The fired finance chief of Starkey Laboratories said Friday that a business setup at the center of a criminal fraud case against him, other former executives and business associates started as a way to slash the tax liabilities of the company’s owner, Bill Austin.
Scott Nelson, who pleaded guilty to a count of conspiracy in connection with the case, was testifying for the government in a case that alleges $20 million was embezzled from Eden Prairie-based Starkey through fraudulent stock payments, bonuses, commissions and discounts.
On trial in U.S. District Court in Minneapolis are Jerry Ruzicka, Starkey’s former president; Larry Miller, the company’s former human resources chief; and business associates W. Jeffrey Taylor and Larry T. Hagen. All four have pleaded not guilty to the charges.
Nelson — who worked for Starkey, the largest hearing aid manufacturer in the United States, from 1997 until he was fired in 2015 — said his finance department recommended transferring the assets of Northland U.S. LLC to a new corporate entity. He said Austin bore the full tax burden of Northland U.S. because it was a limited liability company and Austin was the sole owner.
Austin first used Northland U.S. to hold his personal real estate. But later, it was used by Starkey to buy scores of struggling retail hearing aid stores, which kept the small retailers out of the clutches of the hearing aid company’s competitors.
Nelson said if the subsidiary holdings were reorganized into Northland Hearing Center Inc. (NLHC), owned fully by Starkey, it would solve Austin’s tax dilemma.

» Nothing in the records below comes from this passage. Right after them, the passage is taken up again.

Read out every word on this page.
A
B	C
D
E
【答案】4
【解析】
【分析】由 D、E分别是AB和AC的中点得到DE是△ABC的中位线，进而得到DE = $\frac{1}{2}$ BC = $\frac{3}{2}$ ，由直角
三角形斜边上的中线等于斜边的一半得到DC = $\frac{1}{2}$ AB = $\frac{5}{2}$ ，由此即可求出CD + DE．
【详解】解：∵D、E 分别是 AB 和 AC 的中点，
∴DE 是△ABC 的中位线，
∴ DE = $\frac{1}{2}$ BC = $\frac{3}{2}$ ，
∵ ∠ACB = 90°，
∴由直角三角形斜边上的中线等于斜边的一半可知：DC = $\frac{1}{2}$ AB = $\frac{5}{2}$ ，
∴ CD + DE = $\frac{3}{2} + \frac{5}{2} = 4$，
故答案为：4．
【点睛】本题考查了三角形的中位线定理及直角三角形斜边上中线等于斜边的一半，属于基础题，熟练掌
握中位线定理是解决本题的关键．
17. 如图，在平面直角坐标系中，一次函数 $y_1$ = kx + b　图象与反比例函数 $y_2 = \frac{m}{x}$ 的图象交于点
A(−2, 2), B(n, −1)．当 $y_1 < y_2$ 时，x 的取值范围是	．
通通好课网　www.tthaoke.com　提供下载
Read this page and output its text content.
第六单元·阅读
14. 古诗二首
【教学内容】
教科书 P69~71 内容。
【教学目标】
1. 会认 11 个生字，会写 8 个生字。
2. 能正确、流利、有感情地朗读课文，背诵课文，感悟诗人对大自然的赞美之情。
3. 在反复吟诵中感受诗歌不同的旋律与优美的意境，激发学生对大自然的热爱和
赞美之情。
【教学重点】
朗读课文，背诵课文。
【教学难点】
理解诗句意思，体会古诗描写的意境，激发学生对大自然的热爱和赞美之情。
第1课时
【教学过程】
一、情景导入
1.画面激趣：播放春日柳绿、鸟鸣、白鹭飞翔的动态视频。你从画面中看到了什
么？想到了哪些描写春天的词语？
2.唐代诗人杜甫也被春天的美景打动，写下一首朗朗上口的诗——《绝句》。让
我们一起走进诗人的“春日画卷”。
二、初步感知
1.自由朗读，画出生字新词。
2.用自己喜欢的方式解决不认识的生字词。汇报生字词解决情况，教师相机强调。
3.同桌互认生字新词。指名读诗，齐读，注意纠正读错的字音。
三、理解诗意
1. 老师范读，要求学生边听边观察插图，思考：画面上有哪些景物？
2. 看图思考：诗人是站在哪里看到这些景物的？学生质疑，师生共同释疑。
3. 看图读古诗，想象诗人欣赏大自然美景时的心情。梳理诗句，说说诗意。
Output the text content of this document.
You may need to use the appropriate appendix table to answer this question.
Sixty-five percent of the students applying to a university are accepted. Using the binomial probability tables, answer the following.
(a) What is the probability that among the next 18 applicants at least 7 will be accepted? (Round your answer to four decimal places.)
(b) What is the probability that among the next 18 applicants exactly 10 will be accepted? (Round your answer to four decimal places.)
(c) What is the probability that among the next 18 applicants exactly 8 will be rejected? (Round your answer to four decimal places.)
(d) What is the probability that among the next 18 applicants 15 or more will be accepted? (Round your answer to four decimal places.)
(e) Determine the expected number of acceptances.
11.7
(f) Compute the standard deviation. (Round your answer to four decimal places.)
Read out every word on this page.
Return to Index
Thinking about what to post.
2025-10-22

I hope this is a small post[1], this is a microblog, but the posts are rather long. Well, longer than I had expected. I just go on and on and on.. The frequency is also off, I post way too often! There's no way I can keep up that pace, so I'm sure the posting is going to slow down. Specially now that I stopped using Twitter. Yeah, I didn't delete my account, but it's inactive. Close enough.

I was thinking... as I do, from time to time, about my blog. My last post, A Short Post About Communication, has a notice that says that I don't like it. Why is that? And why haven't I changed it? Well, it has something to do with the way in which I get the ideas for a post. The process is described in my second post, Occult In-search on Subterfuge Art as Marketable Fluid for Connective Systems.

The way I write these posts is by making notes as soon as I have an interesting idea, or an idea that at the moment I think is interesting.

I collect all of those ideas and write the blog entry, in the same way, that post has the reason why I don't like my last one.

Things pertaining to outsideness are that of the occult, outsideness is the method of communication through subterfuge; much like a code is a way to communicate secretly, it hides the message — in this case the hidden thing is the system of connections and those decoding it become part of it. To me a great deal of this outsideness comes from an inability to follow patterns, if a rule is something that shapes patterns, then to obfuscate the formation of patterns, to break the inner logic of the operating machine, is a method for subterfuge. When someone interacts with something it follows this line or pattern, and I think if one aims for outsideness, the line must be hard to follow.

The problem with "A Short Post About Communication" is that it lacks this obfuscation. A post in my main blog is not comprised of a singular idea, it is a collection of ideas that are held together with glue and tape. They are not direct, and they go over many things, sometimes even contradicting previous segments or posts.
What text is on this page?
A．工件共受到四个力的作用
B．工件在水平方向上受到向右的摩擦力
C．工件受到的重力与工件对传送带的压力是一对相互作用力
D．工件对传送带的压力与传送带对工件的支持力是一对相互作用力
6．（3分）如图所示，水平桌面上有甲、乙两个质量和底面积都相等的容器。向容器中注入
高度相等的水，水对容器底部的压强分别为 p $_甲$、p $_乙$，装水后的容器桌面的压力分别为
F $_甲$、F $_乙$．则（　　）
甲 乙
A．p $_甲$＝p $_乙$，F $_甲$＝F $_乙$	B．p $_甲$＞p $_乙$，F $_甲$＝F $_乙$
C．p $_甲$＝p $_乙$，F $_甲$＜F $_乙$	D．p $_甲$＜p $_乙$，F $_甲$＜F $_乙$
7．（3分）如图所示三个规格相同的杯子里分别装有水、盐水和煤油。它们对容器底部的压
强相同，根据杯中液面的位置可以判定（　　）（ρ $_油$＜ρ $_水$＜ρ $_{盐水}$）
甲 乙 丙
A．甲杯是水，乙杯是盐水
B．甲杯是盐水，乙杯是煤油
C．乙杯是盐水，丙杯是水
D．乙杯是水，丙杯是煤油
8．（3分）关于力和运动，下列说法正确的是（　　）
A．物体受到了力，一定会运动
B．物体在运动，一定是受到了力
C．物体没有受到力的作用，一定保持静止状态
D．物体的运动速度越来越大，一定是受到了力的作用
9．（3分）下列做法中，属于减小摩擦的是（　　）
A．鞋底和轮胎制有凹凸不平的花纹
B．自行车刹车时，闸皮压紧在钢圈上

Ruzicka, Nelson said, suggested making the corporate move but instead transferring NLHC’s majority ownership to himself, Nelson and NLHC’s president, Jeff Longtain, who has pleaded guilty to one count of tax evasion and has already testified for the prosecution. Starkey would own 49 percent of the company.
Nelson said Ruzicka told him the new ownership setup would act as a retention tool and motivate the three executives to help expand the fledging retail entity.
Ruzicka told Nelson that Austin had previously told him he “could do whatever he wanted” with the retail operation.
Ultimately, the Northland stock was cashed in, netting the three executives $15 million in payments in 2013.
Austin testified earlier in the trial that he ordered an internal investigation after being told that Ruzicka was recruiting Starkey employees to work at a new hearing aid company Ruzicka would run once his employment contract expired at Starkey in 2016.
That initial investigation turned up Northland and other transactions Austin said were questionable.
The investigation subsequently led to the fall 2015 firings of the executives, a federal investigation and the indictments, the U.S. attorney’s office has said.
Nelson said on the stand Friday that he signed his own name and also signed Austin’s name twice on documents leading to the Northland ownership switch.
Earlier this week, Austin testified that he never gave Ruzicka or Nelson authority to sign his name to documents.
He also said he did not give permission for the forming of NLHC and would have never approved a deal that gave Starkey minority ownership in anything. In addition, he said he was unaware of the stock sale.
Defense attorneys have said the transactions were done with Austin’s full approval or within the authority that Austin had given Ruzicka. They also said he should have seen public documentation that outlined the ownership of Northland in several places.
Nelson is scheduled to continue his testimony on Monday.